Over the last decade, the architecture in the Middle East if carefully observed somehow seems to make do without any character. The cities are getting choked in a jungle of concrete, steel and glass.

Architecture here is needlessly influenced by concepts predominantly from the West. One of the more difficult problems for expatriates/visitors in understanding the cities of the Middle East are their lack of a public realm.

Globalisation has given form to buildings that resemble objects, have match-box designs with unfortunate functional separations. Designs are built burdened by unnecessary stylistic demands.

There seems to be this inherent copy-paste mindset among designers. This advocates methods of tweaking ideas from one cultural context and illogically pasting them onto another.

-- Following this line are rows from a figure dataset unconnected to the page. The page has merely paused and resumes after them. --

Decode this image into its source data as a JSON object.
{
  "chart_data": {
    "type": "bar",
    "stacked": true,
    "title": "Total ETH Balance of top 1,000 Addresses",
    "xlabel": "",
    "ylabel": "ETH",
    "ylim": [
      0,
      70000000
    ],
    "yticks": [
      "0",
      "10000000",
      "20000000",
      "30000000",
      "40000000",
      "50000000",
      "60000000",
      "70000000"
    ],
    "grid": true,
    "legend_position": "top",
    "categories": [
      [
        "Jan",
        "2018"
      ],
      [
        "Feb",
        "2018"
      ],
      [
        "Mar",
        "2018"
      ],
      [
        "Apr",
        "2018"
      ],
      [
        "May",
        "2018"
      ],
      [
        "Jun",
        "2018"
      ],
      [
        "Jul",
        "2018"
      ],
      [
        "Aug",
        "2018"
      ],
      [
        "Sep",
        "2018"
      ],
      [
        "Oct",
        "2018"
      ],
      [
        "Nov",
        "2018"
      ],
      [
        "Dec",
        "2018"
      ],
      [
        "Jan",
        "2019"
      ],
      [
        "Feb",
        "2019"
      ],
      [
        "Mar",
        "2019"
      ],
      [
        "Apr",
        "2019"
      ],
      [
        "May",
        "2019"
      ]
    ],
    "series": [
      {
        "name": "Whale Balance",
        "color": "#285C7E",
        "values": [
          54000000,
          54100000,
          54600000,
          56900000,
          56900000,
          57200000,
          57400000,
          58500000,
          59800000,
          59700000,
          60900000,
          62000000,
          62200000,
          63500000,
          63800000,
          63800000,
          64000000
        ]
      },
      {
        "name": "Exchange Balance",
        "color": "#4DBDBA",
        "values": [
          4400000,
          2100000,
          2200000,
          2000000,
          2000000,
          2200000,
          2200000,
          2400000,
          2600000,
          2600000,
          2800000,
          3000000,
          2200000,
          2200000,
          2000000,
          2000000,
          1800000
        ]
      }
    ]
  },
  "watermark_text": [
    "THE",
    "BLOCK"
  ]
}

Being the tallest, biggest and longest does not lend personality to the architecture of a place. In recent years, the idea of building ‘green' has been imported.

I see these as temporary trends set up to support the marketing of related fields of construction activity. Sophisticated and expensive intelligent service systems are still marketed, sold and applied.

The ‘green' term is certainly abused and misunderstood by most of the engineering empire. Architects now depend much on intelligent service systems to make up for their neglect in the basic building design.

If well designed, a building's skin should be able to breathe when needed, to shade when required and be responsive to the conditions inside and outside. One would not require so-called ‘green' or ‘intelligent' engineering methods to supplement or overcome a sluggish design process.

It is unfortunate that rating systems such as Leed (Leadership in Energy and Environment Design) have converted architecture into an accounting exercise. This has completely digressed from what could have been a healthy exercise in coming out with truly good — forget outstanding — architecture. We are missing an opportunity to develop such architecture by allowing these accounting or statistical procedures to dominate our logical thinking and creativity.

Targeting maximum Leed points — especially in the GCC — requires a deeper understanding of the effect. I also urge clients/developers to be open-minded on their Leed vision.

Inappropriate implementation of add-on techniques has more often than not led to cumbersome processes.

Fascination with glass

In this part of the world where innovative methods of keeping the heat out and preventing its transfer are required, architects make do with glass. I concur with the vision of Leed and its benefits to the environment.

Common sense is the key. Traditional Islamic architecture includes many innovative, functional and ecological design principles, but none of them have been perpetuated by the new-generation architects.

The future of architecture desperately lies in logical design, controlled urban growth and in the acceptance of one's own cultural roots. Let's go back to these roots then.


The writer is an architect based in Doha.